Highlighting the deep vulnerabilities exposed by volatile energy trade corridors, the Ministry of Petroleum and Natural Gas has formally directed state-run oil marketing companies (OMCs) to formulate a plan to maintain a minimum 30-day reserve of liquefied petroleum gas (LPG).
The announcement was made by Petroleum Ministry Joint Secretary Sujata Sharma during an inter-ministerial briefing on Friday. The strategic mandate has been issued to the nation’s dominant public-sector fuel retailers: Indian Oil Corporation (IOC), Bharat Petroleum Corporation Limited (BPCL), and Hindustan Petroleum Corporation Limited (HPCL).
The directive aims to permanently scale up India’s emergency energy safeguards, ordering the OMCs to build out this massive infrastructural buffer over and above their routine commercial inventories.
1. The Fuel Catalyst: The Strait of Hormuz Supply Shock
The government’s aggressive pivot toward strategic LPG stockpiling is a direct response to a painful supply squeeze triggered by the ongoing three-month-long conflict in West Asia. The regional friction point has severely choked maritime transit through the critical Strait of Hormuz, a vital choke point governing the absolute majority of India’s daily hydrocarbon intake.
The macro exposure highlighting the need for these reserves rests on critical import dependencies:
- The Gulf Grip: Approximately 40% of India’s crude oil, 65% of its natural gas, and an overwhelming 90% of its total LPG supplies originate from Gulf nations.

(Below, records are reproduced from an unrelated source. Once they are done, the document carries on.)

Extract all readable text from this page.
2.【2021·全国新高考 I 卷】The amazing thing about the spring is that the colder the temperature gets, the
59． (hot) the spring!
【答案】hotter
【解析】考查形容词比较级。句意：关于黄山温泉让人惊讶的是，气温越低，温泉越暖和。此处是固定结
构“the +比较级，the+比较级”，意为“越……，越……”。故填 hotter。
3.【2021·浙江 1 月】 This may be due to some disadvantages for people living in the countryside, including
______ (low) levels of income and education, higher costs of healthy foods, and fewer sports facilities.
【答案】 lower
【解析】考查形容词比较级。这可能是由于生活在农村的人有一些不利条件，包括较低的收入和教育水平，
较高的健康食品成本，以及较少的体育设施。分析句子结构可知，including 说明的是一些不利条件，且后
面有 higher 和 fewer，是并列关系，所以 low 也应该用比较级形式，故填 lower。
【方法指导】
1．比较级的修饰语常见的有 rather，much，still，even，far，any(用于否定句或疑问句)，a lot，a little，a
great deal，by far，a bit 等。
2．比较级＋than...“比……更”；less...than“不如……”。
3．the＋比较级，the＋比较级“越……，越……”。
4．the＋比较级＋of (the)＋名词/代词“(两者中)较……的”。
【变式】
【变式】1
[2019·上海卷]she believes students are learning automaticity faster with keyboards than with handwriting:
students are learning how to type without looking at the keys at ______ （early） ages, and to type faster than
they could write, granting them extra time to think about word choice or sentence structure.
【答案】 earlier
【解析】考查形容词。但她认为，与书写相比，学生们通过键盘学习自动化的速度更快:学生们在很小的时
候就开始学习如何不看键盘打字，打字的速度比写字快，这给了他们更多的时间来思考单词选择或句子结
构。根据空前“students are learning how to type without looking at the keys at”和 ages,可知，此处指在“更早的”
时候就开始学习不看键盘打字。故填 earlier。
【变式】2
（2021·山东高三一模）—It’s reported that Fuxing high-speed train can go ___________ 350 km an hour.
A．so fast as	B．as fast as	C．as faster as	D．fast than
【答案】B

- The Dynamic Hit: While the country successfully navigated alternative sourcing networks to keep crude oil and natural gas flowing normally, the targeted disruption in global LPG channels hit domestic availability significantly harder.
- Import Drop-off: Commercial tracking intelligence shows that India’s monthly LPG imports crashed heavily amid the height of the crisis, dropping from a steady fiscal average of 2 million tonnes a month down to 1.1 million tonnes in March, and collapsing further to 0.95 million tonnes in April.
2. Managing the Crunch: Commercial Rationing and Refinery Maximization
Unlike crude oil—where the Indian Strategic Petroleum Reserves Limited (ISPRL) maintains massive emergency underground caverns—India holds zero national strategic reserves for LPG or liquefied natural gas (LNG), relying completely on shifting corporate rolling stocks. To insulate more than 33 crore domestic cooking gas households from going dry, the ministry had to step in with aggressive short-term demand-management filters.
First, authorities were forced to temporarily ration and regulate LPG supplies shipped to industrial and commercial consumers. Second, the mandatory minimum time gap allowed between household cylinder refill bookings was deliberately lengthened to conserve local shelf stock.
To offset the massive drop-off in seafaring cargo arrivals, domestic refineries have been operating at full capacity to maximize in-house production. Domestic LPG production has climbed to an all-time high of 52,000 metric tonnes per day, successfully stretching to meet roughly 70% of the current calibrated daily national demand of 72,000 tonnes. The remaining 30% gap is being covered by a combination of alternative shipments from non-Gulf regions—including the US, Russia, and Australia—alongside a gradual clearing of backed-up tankers navigating out of the Persian Gulf.
3. Retail Distortions and Anti-Hoarding Crackdowns
While the ministry firmly repeated that current cooking gas availability remains strictly adequate, with zero “dry-out” stock shortages reported across any regional distribution networks, the parallel retail automotive fuel market is signaling severe stress.
Officials flagged “abnormal and unusual sales” running rampantly across local petrol pumps. More than 150 districts have recorded an unexpected 30% spike in petrol and diesel consumption, with multiple zones seeing localized sales double overnight.
This retail surge is being driven by a combination of seasonal agricultural demand and an aggressive migration of industrial bulk consumers over to standard retail pumps. Because state-owned OMCs have kept retail pump pricing tightly controlled, private fuel retailers have raised their prices much higher to cover losses. This wide price gap has caused private vendor diesel sales to collapse by 38%, pushing an unmanageable tsunami of corporate and industrial consumers to buy their fuel directly from public retail stations instead.
To stabilize distribution, the Petroleum Ministry has coordinated directly with state Chief Secretaries to establish specialized enforcement squads. Over a frantic four-day enforcement window, authorities launched over 6,500 raids targeting LPG storage sites and 900 targeted retail pump audits, resulting in multiple criminal FIRs and arrests to aggressively stamp out illegal industrial fuel diversion and panic-driven black market hoarding.